À travers ce thème, les organisateurs ont insisté sur l’importance de reconnaître les réalités socioculturelles des communautés dans la promotion du droit à la santé. Pour la présidente du CNDH, Namizata Sangaré, il s’agit de dépasser une vision strictement biomédicale de la santé afin d’y intégrer l’éducation, la prévention et les savoirs locaux. « Le droit à la santé ne se limite pas à la prise en charge de la maladie. Il englobe la prévention, l’information, la sensibilisation autour des modes de vie sains et le respect de la dignité humaine », a-t-elle souligné.
Mme Sangaré a également rappelé que le droit à la santé est indissociable de l’accès à une éducation de qualité, inclusive et adaptée aux réalités locales.

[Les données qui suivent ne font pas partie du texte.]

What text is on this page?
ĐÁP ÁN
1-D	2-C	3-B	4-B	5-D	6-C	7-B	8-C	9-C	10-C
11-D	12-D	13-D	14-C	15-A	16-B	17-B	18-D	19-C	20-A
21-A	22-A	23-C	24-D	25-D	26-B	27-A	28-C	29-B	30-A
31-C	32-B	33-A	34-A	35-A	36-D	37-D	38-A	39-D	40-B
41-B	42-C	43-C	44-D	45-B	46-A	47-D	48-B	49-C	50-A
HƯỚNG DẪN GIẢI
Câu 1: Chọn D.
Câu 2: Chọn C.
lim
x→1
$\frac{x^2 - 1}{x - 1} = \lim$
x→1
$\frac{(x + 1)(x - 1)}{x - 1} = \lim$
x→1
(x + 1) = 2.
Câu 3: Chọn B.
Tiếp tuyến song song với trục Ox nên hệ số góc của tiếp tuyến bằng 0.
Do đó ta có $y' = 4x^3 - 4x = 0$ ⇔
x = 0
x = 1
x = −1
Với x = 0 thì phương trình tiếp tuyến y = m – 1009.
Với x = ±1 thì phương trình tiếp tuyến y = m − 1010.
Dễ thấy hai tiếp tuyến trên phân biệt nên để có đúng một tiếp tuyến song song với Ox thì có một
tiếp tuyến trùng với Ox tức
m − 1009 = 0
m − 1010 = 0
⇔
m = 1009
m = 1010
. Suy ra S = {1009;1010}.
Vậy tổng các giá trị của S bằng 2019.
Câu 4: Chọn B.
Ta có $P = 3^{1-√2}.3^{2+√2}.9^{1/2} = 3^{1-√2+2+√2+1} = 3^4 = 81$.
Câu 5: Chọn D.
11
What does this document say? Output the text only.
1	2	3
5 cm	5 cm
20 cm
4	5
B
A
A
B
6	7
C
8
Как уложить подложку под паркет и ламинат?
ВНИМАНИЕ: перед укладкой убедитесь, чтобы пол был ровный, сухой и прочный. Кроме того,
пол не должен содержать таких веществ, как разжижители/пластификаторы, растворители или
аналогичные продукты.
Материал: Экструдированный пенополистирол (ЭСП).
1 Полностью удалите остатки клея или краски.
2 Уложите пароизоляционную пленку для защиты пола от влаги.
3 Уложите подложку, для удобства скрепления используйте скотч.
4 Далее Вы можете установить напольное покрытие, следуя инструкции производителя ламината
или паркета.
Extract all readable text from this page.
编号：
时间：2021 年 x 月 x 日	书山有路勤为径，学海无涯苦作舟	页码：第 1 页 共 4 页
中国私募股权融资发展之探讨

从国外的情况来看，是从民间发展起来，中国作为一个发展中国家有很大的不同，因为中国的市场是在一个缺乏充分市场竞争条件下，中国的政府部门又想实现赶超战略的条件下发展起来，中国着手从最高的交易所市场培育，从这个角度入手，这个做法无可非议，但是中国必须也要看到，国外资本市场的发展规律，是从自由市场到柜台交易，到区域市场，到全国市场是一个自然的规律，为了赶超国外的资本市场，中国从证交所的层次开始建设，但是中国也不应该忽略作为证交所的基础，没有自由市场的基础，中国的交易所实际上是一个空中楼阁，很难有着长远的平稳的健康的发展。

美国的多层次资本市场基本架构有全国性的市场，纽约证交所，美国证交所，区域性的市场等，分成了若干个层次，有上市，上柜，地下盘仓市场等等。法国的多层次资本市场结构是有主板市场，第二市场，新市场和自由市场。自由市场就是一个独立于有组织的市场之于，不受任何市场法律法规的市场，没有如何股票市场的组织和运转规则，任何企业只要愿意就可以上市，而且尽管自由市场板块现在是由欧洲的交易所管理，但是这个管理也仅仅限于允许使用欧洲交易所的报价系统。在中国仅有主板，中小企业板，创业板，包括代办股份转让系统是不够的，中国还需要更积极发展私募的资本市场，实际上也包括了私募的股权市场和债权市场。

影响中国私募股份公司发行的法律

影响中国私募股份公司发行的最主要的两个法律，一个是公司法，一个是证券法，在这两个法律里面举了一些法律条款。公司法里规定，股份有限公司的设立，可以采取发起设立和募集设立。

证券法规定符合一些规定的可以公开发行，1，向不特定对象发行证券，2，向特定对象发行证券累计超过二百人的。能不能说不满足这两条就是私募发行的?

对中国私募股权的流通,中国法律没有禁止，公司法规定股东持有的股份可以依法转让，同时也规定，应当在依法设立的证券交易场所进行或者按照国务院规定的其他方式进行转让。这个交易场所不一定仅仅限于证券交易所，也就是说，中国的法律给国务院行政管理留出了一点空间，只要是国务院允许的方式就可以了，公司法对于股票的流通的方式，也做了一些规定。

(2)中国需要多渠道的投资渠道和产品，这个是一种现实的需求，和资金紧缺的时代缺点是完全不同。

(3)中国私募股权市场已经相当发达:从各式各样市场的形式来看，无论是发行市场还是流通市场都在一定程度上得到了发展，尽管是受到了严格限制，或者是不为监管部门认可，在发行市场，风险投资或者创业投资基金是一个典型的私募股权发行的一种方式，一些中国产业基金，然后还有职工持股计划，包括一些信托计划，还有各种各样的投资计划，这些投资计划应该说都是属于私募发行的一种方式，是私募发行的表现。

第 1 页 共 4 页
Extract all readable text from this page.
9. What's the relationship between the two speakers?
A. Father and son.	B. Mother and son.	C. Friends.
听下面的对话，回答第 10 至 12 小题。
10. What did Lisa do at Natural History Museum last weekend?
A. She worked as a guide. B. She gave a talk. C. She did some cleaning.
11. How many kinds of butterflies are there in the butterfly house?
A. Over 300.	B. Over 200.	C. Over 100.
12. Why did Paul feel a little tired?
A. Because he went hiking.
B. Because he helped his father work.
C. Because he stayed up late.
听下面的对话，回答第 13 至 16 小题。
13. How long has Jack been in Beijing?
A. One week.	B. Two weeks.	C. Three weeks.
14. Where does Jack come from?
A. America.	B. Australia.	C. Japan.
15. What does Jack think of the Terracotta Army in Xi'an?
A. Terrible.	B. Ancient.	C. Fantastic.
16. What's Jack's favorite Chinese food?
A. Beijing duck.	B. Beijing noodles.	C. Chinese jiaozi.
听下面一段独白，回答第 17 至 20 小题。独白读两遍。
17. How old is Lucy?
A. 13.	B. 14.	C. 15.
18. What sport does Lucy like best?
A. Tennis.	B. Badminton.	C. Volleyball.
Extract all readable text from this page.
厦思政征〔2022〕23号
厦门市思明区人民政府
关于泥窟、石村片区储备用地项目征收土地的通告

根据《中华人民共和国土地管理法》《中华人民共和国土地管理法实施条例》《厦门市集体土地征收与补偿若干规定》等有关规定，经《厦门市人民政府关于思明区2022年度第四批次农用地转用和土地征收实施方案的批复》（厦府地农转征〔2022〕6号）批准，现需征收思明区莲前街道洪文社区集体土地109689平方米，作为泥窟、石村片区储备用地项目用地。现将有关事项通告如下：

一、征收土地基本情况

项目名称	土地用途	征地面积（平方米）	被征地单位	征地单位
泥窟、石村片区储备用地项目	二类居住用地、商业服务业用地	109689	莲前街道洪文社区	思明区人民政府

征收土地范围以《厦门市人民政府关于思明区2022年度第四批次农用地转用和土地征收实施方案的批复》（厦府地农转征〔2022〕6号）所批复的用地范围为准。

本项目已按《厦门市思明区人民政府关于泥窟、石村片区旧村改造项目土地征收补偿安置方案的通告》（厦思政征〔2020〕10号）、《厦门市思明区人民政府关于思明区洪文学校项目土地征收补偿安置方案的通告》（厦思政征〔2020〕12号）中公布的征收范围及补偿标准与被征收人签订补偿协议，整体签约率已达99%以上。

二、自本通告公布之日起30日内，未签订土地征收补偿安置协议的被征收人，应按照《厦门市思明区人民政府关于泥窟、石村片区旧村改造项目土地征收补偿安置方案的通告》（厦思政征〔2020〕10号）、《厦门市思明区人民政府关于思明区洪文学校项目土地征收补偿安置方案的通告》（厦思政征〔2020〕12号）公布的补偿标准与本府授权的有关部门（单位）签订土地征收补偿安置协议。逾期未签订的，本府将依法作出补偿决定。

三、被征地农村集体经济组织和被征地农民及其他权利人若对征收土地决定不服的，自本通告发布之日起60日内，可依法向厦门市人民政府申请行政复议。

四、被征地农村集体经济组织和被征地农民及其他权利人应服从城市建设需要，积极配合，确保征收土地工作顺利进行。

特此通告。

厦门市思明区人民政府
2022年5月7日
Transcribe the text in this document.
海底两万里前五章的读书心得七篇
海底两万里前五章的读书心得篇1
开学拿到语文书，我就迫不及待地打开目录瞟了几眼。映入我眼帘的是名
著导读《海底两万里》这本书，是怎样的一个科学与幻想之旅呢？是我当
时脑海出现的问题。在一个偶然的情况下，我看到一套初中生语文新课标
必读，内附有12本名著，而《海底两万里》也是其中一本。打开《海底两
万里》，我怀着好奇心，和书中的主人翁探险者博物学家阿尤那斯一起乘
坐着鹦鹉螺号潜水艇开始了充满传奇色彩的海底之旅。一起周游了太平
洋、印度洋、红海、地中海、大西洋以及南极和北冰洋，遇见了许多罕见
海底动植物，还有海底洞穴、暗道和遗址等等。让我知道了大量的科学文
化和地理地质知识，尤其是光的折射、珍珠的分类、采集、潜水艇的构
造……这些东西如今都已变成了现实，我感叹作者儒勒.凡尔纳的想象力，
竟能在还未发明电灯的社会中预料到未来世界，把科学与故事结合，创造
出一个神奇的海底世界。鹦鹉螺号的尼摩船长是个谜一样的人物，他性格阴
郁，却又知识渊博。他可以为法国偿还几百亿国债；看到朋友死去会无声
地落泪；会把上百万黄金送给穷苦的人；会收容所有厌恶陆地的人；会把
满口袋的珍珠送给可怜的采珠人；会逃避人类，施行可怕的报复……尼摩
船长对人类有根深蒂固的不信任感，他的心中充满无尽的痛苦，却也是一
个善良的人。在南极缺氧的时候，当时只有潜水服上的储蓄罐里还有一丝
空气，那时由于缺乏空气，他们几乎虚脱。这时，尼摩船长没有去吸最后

Selon elle, l’éducation à la santé constitue un levier essentiel pour autonomiser les populations, en particulier les femmes et les jeunes, et améliorer durablement le bien-être des communautés.
La cérémonie a par ailleurs été l’occasion de mettre en avant la reconnaissance et la valorisation des pratiques de santé culturelles autochtones. Longtemps marginalisées, ces pratiques constituent pourtant un premier recours en matière de soins pour de nombreuses populations et font partie intégrante de l’identité culturelle des communautés ouest-africaines.
Instituée en 2016 par la Conférence des chefs d’État et de gouvernement de la CEDEAO, la Journée des droits de l’homme vise à promouvoir les droits humains et la gouvernance participative dans la sous-région, avec un accent particulier sur les femmes et les jeunes. La date du 16 janvier fait référence à l’entrée en fonction, le 16 janvier 2006, d’Ellen Johnson-Sirleaf, ancienne présidente du Liberia et première femme élue chef d’État en Afrique.
À travers cette célébration, le CNDH et la CEDEAO entendent renforcer la sensibilisation et la mobilisation des acteurs publics, de la société civile, ainsi que des femmes et des jeunes, autour des droits de l’homme, afin de favoriser des politiques publiques plus inclusives et respectueuses des réalités locales.